After we were done, we climbed into his ratty old truck and headed toward my apartment where I had big plans to put my head under the covers and not get out until the next day. It was a sunny summer evening, and I looked out the window and didn’t see any of it. It took me a few minutes to realize that we weren’t going to my apartment at all. I snapped out of it when I saw that Nordic Boy had parked us at a park.
He got out of the truck, and so did I. I don’t remember if anything was said. I want to say that he grabbed my hand but to tell you the truth I can’t say for sure if he did. We walked in the direction of one of those mammoth playground structures, which was mostly empty at that time of the evening. When we got there, Nordic Boy started climbing. So did I. I don’t know how long it took, but it didn’t seem like long before we had played on every part of that structure. We got on the swings and swung as high as we could and then jumped off. We ran up ladders and down slides. We swung by our arms across vertical ladders.

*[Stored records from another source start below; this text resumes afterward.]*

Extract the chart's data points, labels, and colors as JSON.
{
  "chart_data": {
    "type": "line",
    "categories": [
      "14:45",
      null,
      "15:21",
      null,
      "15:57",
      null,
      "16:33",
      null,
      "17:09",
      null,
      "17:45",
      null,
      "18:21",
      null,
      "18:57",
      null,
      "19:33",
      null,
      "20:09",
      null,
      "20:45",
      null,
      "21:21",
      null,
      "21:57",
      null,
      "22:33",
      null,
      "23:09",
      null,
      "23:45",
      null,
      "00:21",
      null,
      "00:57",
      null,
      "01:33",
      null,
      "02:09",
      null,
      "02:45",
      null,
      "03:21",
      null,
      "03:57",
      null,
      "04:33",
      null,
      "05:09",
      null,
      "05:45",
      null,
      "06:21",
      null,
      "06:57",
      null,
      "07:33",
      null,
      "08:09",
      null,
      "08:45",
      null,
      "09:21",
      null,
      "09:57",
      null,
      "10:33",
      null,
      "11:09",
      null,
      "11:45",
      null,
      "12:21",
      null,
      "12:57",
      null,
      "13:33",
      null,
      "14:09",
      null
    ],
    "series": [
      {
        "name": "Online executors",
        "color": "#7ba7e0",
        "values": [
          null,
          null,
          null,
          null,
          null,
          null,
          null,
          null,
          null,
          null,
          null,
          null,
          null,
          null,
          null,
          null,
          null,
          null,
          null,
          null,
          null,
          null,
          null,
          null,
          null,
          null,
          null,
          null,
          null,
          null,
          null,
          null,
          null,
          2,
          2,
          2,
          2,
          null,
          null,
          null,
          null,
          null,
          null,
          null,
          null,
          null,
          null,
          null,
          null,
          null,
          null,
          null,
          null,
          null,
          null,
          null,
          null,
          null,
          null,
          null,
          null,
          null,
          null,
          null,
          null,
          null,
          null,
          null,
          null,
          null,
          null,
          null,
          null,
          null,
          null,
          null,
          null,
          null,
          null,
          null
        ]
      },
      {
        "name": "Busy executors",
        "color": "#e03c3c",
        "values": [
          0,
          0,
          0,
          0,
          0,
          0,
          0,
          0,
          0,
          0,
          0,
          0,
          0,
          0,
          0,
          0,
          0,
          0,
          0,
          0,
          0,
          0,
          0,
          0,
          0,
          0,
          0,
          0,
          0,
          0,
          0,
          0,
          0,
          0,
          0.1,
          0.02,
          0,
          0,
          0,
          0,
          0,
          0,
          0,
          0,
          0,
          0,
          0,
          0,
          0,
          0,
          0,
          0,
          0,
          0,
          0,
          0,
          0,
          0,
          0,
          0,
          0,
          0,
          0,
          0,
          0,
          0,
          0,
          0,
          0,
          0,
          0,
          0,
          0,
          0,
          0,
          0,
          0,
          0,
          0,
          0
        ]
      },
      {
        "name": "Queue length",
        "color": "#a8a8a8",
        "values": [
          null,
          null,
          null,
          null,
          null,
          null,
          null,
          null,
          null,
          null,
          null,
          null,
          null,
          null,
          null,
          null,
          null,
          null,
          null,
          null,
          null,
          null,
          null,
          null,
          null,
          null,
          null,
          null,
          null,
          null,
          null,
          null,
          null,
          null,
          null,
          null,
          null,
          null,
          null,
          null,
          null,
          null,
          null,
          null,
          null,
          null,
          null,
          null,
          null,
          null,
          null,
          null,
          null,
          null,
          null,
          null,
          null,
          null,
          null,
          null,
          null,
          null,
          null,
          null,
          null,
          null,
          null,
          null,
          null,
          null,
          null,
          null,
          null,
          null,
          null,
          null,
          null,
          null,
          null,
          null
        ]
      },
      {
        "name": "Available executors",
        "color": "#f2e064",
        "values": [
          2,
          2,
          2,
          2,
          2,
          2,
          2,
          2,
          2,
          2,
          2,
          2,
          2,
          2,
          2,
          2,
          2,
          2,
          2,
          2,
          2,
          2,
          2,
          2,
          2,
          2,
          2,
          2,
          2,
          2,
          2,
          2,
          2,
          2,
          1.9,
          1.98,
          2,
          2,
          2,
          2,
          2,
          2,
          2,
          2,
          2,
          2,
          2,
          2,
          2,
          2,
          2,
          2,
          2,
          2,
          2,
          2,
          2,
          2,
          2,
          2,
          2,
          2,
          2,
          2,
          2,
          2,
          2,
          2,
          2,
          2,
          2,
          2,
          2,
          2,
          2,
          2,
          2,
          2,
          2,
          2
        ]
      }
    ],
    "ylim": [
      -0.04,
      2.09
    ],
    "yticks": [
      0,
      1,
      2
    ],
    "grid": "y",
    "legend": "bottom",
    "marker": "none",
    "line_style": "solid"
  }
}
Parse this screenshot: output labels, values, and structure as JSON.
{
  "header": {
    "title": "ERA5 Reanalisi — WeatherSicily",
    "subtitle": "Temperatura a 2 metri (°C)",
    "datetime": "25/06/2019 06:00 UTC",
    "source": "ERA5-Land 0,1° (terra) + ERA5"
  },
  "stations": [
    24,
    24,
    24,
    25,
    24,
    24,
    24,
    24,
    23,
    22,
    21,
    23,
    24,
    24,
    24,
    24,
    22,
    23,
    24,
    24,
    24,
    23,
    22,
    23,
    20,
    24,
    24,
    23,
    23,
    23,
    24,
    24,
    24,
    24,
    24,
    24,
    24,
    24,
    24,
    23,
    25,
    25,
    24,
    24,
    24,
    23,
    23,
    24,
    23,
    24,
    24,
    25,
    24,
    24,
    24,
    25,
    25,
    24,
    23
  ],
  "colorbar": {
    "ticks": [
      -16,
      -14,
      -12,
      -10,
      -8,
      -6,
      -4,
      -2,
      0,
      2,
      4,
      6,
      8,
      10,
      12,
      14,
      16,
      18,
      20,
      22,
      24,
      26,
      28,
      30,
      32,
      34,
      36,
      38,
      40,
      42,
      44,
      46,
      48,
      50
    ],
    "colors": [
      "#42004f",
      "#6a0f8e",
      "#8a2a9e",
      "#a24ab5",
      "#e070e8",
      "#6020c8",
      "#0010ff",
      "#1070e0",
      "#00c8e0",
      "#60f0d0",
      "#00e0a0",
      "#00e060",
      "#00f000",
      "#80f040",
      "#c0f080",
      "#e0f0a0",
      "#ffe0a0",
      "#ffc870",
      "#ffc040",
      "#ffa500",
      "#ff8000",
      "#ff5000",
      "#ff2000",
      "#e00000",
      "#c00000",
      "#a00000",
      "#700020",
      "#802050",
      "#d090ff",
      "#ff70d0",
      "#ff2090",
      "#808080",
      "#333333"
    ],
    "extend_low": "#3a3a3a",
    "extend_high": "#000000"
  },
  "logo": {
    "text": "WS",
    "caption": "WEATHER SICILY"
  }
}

We leaped off one side and skipped up another. We ran around, and ran some more. We laughed that sort of goofy little kid laugh, where you are so out of breath that you can barely get your guffaw out. He started it, and I couldn’t help but join in. There was the part of me- that inner 14-year-old that we all have inside of us- that wanted to cross my arms and sulk and not be moved. But I didn’t want to do that. I wanted to play.
We ran around like this for at least an hour, maybe more. Then we sat on the grass and talked and made silly jokes. He never asked me what had been wrong earlier. I never said either.
We got back in the truck after the sun went down, and he took me home. Before I got out of the truck, he said something that I will never forget, and I still think about often. I said “thanks, that was fun.” And he said, in that understated, non-dramatic way that he has, as if he is talking about the weather: “I just wanted you to remember who you are. See you tomorrow.” And I felt stunned by this, and I didn’t say anything back, and I got out of the truck, and I went home.
Just like that. Off the cuff he was, easy peasy, see you tomorrow.
I just wanted you to remember who you are.
I don’t know the details of the first conversation we ever had. I don’t remember the first I love yous exchanged, exactly. I don’t remember what we said any time we made formal committments to each other in any way. But I remember that sentence, on an ordinary day, in a year that I’m not 100% sure I can identify. It didn’t have to do with us making a promise. It didn’t have to do with the future. But it was significant. I’ve never forgotten it. And it’s funny, the act of reminding me who I was? Made me see who he was too.